The Kim Jong-un regime is planning a “great amnesty” or mass pardon starting at the end of January. As a result, many people will be released from prison with their sentences reduced. However, the authorities are concerned about social disorder caused by potential recidivism, retaliation, and poverty and are thus focusing on plans for monitoring released prisoners (Kang Ji-won).
On January 20, North Korea's Standing Committee of the Supreme People's Assembly announced a decree to implement a mass pardon starting on January 30 to mark the 110th anniversary of the birth of Kim Il-sung and the 80th anniversary of the birth of Kim Jong-il.
The authorities are growing tense over how to manage the large number of prisoners set to be released from prison through the mass pardon. According to our reporting partner, who lives in the northern region of the country, the authorities have notified agencies and companies of the following in order to monitor and control released prisoners.
• Regardless of their occupation before imprisonment, released prisoners will be managed according to their crimes.
• Released prisoners will be placed in enterprises selected by the labour department of the people's committee and all released prisoners shall be assigned a Party member to make sure they can adapt to society.
• If a released prisoner makes trouble or fails to settle in society, the Party leadership, administrative cadres, security personnel in charge, and security guards (secret police) will be responsible jointly.
• Prisoners will be provided a week's supply of food upon release.
◆ Thorough monitoring of released prisoners
Our reporting partner who conducted the research explained that in areas close to the Chinese border, many people are imprisoned for "border-related crimes," and monitoring and control measures are strict, as described below.
"Those who were caught in cases related to China, such as smuggling, aiding and abetting North Korean defectors, human trafficking, drug trafficking, etc., were designated for exceptional management, with safety officers (police officers) in charge to make preliminary preparations for monitoring and supervising in coordination with the companies to which they were assigned.
To tell the truth, the city proposed to assign the released prisoners to construction organizations such as the "Assault Team" and the "Construction Team" for group management.
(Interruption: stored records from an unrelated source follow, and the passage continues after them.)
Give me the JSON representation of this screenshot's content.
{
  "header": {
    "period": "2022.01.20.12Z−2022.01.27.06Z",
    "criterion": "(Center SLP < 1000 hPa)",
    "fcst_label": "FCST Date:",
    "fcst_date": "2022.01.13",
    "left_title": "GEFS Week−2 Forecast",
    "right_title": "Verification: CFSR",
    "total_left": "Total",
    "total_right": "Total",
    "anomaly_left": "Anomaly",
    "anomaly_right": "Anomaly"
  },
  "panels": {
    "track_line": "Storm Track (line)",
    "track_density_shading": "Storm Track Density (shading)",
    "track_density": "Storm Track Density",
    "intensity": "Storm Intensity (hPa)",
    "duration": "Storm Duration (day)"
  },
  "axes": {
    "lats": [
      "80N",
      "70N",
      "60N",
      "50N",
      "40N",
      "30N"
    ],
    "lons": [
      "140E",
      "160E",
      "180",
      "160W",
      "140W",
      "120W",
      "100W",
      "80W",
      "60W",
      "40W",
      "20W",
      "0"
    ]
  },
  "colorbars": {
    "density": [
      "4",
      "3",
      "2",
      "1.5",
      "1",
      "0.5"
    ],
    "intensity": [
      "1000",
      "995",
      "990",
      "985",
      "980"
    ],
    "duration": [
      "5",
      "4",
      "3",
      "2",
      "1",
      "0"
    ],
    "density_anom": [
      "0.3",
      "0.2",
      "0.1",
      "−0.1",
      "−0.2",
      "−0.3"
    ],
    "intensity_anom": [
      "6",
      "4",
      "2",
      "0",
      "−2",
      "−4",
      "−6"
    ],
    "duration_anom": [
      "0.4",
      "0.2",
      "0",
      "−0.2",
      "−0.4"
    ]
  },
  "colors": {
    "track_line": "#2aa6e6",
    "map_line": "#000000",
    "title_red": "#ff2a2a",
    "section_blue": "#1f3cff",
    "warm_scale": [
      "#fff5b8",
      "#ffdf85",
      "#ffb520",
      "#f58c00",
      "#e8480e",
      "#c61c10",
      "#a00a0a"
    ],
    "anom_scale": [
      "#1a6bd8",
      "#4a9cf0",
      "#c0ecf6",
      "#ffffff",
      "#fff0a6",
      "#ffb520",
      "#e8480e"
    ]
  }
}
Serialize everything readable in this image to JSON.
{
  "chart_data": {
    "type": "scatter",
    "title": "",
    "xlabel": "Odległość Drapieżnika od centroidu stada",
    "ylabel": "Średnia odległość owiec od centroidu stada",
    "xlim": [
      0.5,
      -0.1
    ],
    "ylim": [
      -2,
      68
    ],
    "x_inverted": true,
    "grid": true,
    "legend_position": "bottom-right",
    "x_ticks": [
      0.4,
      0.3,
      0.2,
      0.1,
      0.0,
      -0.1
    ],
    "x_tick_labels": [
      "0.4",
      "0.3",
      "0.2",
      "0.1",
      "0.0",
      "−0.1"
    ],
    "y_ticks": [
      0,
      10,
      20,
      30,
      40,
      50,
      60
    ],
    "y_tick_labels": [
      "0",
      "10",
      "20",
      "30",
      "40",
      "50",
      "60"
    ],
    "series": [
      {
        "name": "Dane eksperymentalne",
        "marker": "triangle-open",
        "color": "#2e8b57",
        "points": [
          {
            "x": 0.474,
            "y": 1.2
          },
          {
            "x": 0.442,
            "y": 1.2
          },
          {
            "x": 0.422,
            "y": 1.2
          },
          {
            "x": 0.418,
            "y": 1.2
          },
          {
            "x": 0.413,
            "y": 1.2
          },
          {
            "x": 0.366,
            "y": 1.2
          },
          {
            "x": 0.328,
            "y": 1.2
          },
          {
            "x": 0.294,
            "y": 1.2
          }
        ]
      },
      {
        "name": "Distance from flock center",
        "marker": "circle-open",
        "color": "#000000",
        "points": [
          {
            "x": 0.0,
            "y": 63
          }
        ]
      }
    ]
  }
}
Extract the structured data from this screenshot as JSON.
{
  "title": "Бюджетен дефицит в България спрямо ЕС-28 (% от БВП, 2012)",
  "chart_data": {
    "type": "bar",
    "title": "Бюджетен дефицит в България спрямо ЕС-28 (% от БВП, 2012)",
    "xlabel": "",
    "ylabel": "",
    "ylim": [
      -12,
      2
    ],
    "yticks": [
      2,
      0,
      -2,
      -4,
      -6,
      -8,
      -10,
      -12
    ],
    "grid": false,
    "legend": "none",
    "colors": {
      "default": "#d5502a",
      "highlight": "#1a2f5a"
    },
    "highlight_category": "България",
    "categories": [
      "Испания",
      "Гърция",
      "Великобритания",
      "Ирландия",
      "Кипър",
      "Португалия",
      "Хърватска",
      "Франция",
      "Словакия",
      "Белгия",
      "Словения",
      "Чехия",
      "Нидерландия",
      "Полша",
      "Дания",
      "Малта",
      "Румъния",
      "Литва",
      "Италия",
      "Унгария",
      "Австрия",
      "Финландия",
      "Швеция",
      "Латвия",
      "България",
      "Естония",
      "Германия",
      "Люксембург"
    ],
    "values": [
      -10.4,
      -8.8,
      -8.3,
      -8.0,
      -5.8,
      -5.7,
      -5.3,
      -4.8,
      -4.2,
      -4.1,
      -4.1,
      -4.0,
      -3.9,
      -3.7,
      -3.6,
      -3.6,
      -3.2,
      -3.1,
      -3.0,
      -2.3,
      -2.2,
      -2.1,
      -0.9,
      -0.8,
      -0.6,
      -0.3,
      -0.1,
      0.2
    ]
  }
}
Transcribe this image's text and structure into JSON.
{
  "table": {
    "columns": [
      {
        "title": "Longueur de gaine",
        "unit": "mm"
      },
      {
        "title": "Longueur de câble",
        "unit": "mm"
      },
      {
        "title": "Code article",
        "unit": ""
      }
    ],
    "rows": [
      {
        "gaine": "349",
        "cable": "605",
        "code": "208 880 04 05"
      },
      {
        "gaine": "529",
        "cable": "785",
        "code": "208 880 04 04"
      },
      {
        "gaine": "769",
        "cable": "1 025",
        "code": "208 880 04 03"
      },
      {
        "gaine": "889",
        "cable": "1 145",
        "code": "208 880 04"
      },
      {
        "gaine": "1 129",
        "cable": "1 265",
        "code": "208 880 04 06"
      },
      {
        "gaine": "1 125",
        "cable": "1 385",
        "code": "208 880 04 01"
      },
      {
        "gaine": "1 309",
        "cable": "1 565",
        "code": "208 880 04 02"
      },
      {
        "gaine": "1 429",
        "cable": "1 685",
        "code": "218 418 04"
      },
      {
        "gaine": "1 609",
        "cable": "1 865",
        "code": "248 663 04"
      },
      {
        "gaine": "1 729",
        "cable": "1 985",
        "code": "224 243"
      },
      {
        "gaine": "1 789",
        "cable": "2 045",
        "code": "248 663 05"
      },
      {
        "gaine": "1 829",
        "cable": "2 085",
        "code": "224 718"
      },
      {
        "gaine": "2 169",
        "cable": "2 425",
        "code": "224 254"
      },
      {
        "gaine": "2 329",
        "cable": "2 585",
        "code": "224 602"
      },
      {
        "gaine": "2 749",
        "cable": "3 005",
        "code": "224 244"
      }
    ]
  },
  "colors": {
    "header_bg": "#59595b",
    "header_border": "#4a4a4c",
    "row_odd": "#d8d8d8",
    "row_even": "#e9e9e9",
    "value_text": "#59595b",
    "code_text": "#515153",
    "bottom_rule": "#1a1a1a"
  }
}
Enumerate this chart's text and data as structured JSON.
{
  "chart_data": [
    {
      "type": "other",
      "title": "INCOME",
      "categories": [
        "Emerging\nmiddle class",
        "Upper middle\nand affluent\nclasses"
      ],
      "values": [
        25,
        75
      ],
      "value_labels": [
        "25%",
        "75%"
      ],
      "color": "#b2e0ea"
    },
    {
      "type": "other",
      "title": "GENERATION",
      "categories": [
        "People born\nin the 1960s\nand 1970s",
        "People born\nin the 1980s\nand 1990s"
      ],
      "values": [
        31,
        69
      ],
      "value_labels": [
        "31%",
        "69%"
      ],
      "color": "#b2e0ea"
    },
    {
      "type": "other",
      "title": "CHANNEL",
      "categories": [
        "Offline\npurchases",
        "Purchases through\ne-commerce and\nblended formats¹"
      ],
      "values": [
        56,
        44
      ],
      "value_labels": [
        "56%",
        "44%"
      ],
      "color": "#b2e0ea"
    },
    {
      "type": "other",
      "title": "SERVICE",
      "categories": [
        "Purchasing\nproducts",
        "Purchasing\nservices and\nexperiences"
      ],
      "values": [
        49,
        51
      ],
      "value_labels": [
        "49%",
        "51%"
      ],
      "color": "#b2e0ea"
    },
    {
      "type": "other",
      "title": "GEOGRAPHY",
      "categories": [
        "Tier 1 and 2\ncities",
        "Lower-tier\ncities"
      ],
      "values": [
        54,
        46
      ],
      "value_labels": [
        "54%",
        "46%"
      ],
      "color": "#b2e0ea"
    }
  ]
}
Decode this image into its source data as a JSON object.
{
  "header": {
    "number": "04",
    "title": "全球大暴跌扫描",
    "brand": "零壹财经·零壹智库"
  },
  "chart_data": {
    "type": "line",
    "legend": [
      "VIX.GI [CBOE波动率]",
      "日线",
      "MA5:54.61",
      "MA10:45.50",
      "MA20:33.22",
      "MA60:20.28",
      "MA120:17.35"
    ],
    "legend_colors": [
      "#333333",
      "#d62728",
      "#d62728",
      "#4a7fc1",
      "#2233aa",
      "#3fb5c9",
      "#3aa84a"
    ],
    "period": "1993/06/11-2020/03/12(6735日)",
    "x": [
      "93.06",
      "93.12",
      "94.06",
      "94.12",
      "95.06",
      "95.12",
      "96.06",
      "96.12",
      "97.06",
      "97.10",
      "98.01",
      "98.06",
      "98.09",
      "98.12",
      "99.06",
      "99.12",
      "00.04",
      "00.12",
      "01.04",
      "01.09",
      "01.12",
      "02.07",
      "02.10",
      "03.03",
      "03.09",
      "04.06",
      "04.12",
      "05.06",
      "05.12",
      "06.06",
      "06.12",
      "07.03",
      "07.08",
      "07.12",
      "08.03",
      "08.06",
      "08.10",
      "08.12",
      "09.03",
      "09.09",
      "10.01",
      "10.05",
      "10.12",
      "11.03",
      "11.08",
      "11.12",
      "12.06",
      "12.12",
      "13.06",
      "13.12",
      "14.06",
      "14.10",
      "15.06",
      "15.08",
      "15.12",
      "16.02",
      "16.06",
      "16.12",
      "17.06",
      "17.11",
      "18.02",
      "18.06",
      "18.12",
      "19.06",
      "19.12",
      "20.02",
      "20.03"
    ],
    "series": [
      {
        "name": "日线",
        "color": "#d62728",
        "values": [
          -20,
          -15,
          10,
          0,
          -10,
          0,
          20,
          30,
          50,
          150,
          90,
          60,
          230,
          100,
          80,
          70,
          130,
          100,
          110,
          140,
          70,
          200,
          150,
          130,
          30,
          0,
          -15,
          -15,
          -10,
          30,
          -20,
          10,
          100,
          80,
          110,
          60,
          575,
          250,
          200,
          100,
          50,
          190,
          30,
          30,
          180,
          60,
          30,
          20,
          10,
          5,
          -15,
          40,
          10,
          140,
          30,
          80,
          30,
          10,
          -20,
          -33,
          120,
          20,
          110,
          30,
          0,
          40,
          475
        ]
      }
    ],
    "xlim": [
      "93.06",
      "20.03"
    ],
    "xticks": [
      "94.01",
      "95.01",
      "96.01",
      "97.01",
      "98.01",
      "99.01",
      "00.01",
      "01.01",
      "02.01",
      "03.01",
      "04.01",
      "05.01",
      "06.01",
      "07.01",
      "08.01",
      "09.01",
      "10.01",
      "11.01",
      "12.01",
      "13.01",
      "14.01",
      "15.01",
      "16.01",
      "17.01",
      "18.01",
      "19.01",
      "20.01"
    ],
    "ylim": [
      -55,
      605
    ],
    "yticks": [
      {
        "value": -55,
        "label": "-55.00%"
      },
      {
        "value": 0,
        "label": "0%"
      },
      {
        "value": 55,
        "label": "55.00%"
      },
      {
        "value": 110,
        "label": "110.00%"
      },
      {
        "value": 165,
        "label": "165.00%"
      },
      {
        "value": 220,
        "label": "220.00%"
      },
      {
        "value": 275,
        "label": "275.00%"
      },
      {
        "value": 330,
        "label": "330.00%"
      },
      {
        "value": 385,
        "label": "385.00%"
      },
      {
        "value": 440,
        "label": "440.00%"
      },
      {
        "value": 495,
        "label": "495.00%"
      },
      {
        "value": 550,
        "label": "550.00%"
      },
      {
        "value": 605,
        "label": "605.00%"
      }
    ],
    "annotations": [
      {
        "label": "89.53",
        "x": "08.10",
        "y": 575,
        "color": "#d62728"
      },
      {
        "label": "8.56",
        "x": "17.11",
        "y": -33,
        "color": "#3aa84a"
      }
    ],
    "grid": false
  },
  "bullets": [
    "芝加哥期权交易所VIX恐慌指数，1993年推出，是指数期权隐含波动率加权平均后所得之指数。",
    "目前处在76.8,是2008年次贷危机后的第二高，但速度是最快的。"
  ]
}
However, the Workers' Party Committee opposed the idea and they ended up being assigned to various units. This was to prevent the large number of people who had been imprisoned from forming gangs, causing incidents, or defecting."
It is clear that the authorities are on edge about maintaining social order.
◆ The issue is how to feed the released prisoners.
There is another problem that has been bothering the authorities. That is, how to feed the large number of released prisoners. The majority of North Korean residents are currently struggling to make ends meet. Apparently, there are families who cannot afford to feed their released family members.
"At the moment, it is decided that the released prisoners will be given food for a week. It is obvious that those who are released from prison are malnourished, and their families are naturally worried about how they will keep them alive- they are becoming increasingly concerned."
The Kim Jong-un regime also conducted a mass pardon in August 2018, the 70th anniversary of the country's founding, but there was confusion as many of the people released from the indoctrination camps were malnourished, diseased, and had nowhere to go.
※ASIAPRESS contacts its reporting partners in North Korea through smuggled Chinese mobile phones.